Based on the simple BM25F formula, the combined_fields query provides a systematic approach to scoring. The BM25F algorithm is one of the most successful Web-search and corporate-search similarity algorithms. It is based on the Probabilistic Relevance Framework (PRF) which is a formal framework for document retrieval. 

To understand the BM25F Algorithm, it is recommended to read The Probabilistic Relevance Framework: BM25 and Beyond, especially the derived models chapter that has a section for BM25F that will help you understand the BM25F work mechanism. 

BM25 offers the option to weight fields individually. Before individual field statistics are integrated into document-level statistics, field weights act by multiplying the raw term frequency of a field. This accomplishes two major goals: it captures relative field significance and creates a generalizable ranking mechanism.

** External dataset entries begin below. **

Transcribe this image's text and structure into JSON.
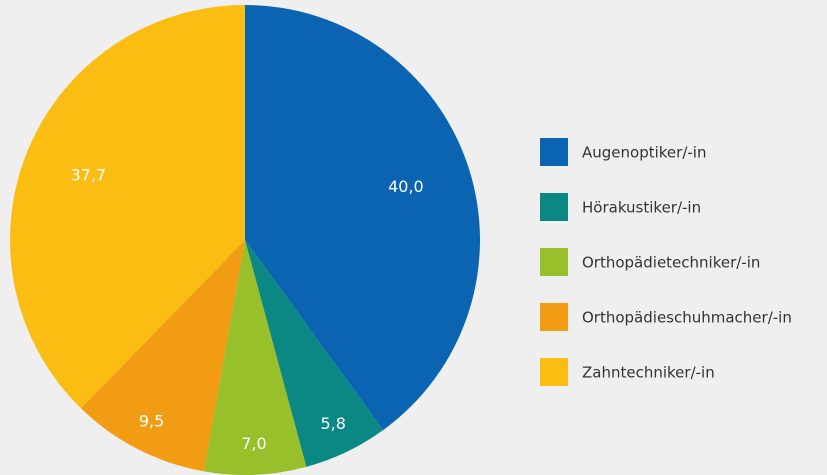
{
  "chart_data": {
    "type": "pie",
    "categories": [
      "Augenoptiker/-in",
      "Hörakustiker/-in",
      "Orthopädietechniker/-in",
      "Orthopädieschuhmacher/-in",
      "Zahntechniker/-in"
    ],
    "values": [
      40.0,
      5.8,
      7.0,
      9.5,
      37.7
    ],
    "value_labels": [
      "40,0",
      "5,8",
      "7,0",
      "9,5",
      "37,7"
    ],
    "colors": [
      "#0a64b2",
      "#0b8884",
      "#97c02a",
      "#f29c13",
      "#fbbd12"
    ],
    "legend": "right"
  }
}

The query integrates term and collection statistics throughout fields when scoring matches. This enables it to score each match as though all of the selected fields were merged into a single field. (Please note that this is a best effort; combined_fields makes some estimations, and scores will not precisely follow this model).

You can boost single fields with the caret (^) notation. In the example below, the abstract field receives a boost of 2; the score is computed as if each term in the abstract existed doubly in the synthesized combined field.

GET my_index/_search
{
  "query": {
    "combined_fields" : {
      "query":      "machine learning",
      "fields":     ["abstract^2", "content"]
    }
  }
}

In the combined_fields query, it is required that field boosts be equal to or more than 1.0, and it is allowed to be fractional.

When should you use a multi_match query or combined_fields query? Main differences

The main difference between the combined_fields query and the multi_match query is that the combined_fields query supports only text fields, and accepts text fields that share the same search analyzer. The multi_match query, on the other hand, supports both text and non-text fields, and it also accepts text fields that don’t share the same search analyzer.

The combined_fields query offers a logical way of matching and scoring across numerous text fields. This necessitates the use of the same search analyzer across all fields.

The multi_match query may be a better fit if you desire a single query that handles fields of various types, such as keywords or integers. It allows both text and non-text fields, as well as text fields with different analyzers.

The second difference between the two is that best_fields and most_fields multi_match modes take a field-centric viewpoint to the query. Combined_fields, on the other hand, is term-centric, with operator and minimum_should_match applied per-term rather than per-field.

The cross_fields multi_match mode additionally applies operator and minimum_should_match per-term and uses a term-centric approach. The key benefit of combined_fields over cross_fields is the BM25F algorithm’s robust and interpretable scoring strategy.

The combined_fields query has a simpler API than the multi_match query, and it skips many parameters including analyzer, fuzziness, and all of the associated parameters, as well as lenient, slop, and tie_breaker.

Notes and good things to know

In the combined_fields query, the number of fields that may be queried at once is limited. It is determined by the search settings indices.query.bool.max_clause_count, which is set to 1024 by default.

Only the BM25 similarity is presently supported by the combined_fields query (which is the default unless a custom similarity is configured). Similarities per_field are also not permitted. In each of these circumstances, using combined_fields will result in an error.

The main benefit of combined_fields is the robust and understandable scoring algorithm.